HIPAA Compliance
HIPAA compliance is not a project. It is an ongoing operational obligation.
Healthcare organizations, health tech companies, and life sciences firms handling protected health information face a compliance environment that does not end at certification. HIPAA requires that the technical, administrative, and physical safeguards protecting that information are maintained, enforced, and demonstrably operational at all times.
Most organizations that struggle with HIPAA compliance share a common problem. The policies exist. The training happens. But nobody with executive authority owns the security program that the policies are supposed to govern. When an audit arrives or a breach occurs, the gap between documented intention and operational reality becomes visible.

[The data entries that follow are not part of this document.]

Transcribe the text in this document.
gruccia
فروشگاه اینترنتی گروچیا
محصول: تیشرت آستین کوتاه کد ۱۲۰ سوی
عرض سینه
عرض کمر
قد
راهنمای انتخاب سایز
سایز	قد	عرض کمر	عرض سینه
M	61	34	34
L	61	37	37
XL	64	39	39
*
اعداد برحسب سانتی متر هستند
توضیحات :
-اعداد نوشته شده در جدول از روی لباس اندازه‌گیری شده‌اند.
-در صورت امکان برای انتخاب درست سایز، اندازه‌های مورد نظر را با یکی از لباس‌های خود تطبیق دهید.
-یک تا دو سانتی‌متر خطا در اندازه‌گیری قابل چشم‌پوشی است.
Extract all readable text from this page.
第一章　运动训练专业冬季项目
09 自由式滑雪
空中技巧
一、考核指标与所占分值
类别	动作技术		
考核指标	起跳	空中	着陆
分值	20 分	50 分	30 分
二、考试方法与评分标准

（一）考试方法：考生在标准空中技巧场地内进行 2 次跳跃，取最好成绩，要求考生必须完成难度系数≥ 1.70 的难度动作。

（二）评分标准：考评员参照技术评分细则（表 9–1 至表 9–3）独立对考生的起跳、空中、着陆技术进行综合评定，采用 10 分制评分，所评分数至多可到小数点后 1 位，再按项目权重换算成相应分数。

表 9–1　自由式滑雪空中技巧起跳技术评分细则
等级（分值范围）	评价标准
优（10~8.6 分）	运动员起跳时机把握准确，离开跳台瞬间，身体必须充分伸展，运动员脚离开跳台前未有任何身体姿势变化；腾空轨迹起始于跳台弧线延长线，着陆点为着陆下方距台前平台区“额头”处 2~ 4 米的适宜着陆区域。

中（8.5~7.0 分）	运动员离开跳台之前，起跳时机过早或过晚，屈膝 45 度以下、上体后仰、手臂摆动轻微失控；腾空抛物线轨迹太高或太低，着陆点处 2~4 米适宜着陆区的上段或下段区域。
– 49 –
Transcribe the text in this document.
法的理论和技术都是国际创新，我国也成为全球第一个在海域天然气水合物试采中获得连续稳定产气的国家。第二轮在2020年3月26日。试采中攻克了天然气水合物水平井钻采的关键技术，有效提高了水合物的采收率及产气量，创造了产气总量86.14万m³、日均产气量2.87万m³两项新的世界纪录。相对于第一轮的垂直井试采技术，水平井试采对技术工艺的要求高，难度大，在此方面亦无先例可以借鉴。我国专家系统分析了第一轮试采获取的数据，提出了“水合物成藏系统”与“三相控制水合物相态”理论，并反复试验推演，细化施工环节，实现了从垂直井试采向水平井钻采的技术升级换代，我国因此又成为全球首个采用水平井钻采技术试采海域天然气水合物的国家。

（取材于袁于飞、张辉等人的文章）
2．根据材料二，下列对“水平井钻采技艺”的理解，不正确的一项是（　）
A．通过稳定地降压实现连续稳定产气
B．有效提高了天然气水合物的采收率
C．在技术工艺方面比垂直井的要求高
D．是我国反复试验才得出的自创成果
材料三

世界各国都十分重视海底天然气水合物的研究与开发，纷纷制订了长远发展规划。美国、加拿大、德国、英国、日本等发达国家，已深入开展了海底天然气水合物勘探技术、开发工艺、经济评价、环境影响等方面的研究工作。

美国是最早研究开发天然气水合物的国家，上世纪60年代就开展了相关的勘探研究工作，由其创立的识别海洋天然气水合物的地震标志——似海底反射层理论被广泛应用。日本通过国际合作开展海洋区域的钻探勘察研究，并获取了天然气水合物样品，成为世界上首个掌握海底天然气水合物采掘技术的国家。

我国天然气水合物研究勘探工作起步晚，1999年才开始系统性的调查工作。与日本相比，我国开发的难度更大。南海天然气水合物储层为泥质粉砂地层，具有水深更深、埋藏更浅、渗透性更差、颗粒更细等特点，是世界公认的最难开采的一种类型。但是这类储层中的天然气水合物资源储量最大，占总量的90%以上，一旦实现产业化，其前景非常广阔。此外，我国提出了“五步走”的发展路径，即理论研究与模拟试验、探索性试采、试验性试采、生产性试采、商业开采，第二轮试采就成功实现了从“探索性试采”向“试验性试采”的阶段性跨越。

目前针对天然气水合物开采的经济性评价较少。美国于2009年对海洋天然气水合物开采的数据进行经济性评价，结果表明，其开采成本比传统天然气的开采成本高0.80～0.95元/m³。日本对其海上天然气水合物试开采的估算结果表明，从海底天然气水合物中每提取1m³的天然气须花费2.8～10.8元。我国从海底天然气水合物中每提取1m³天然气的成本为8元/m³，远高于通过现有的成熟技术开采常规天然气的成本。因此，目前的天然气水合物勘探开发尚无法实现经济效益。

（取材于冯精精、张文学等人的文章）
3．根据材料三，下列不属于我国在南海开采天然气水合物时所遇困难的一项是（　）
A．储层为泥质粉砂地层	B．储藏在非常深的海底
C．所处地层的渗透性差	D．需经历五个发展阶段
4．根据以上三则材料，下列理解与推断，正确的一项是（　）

What HIPAA Actually Requires
HIPAA compliance spans three rules that work together: the Privacy Rule, the Security Rule, and the Breach Notification Rule. For most technology and security leaders, the Security Rule is where the operational work lives.
The Security Rule requires covered entities and business associates to implement administrative, physical, and technical safeguards to protect electronic protected health information. Required safeguards are mandatory. Addressable safeguards must be implemented or the organization must document why an equivalent measure was chosen instead.
What this means in practice:
- Access controls that limit PHI exposure to the minimum necessary
- Audit controls that log and monitor access to systems containing PHI
- Integrity controls that prevent unauthorized alteration of PHI
- Transmission security that protects PHI in transit
- A documented risk analysis that reflects the actual environment, not a template
Why HIPAA Fails Without Executive Ownership
HIPAA touches technology, operations, vendor relationships, and organizational policy simultaneously. When security leadership is absent or fragmented, HIPAA compliance becomes a coordination problem with no single accountable owner.
Risk analyses get completed once and never updated. Business associate agreements get signed and filed without vendor security being assessed. Access controls get implemented but never reviewed as staff and systems change. The compliance posture drifts while the documentation stays static.
Keystone provides executive ownership across the full scope of HIPAA’s technical and administrative requirements. Security decisions are made with direct knowledge of the technology environment, the vendor ecosystem, and the operational realities of the organization.
What HIPAA Compliance Looks Like with Keystone
Keystone approaches HIPAA as an operational security program, not a documentation exercise. That means:
- Risk analysis conducted against the actual technology environment, updated as the environment changes
- Security controls implemented and enforced proportional to the risk analysis findings
- Business associate agreements reviewed with genuine vendor security assessment
- Access controls scoped, implemented, and reviewed on a defined schedule
- Incident response procedures built, tested, and maintained
- Workforce training aligned to actual security policies and procedures
- Audit and monitoring controls operational and reviewed
Who This Is For
This engagement is for healthcare organizations, health tech companies, life sciences firms, and any business operating as a covered entity or business associate under HIPAA. If your organization handles electronic protected health information and lacks executive security leadership to govern the program, this is the conversation to have.
Keystone’s founder has direct experience across multiple life sciences organizations navigating regulatory compliance environments including FDA oversight. That experience informs how HIPAA programs are built and governed.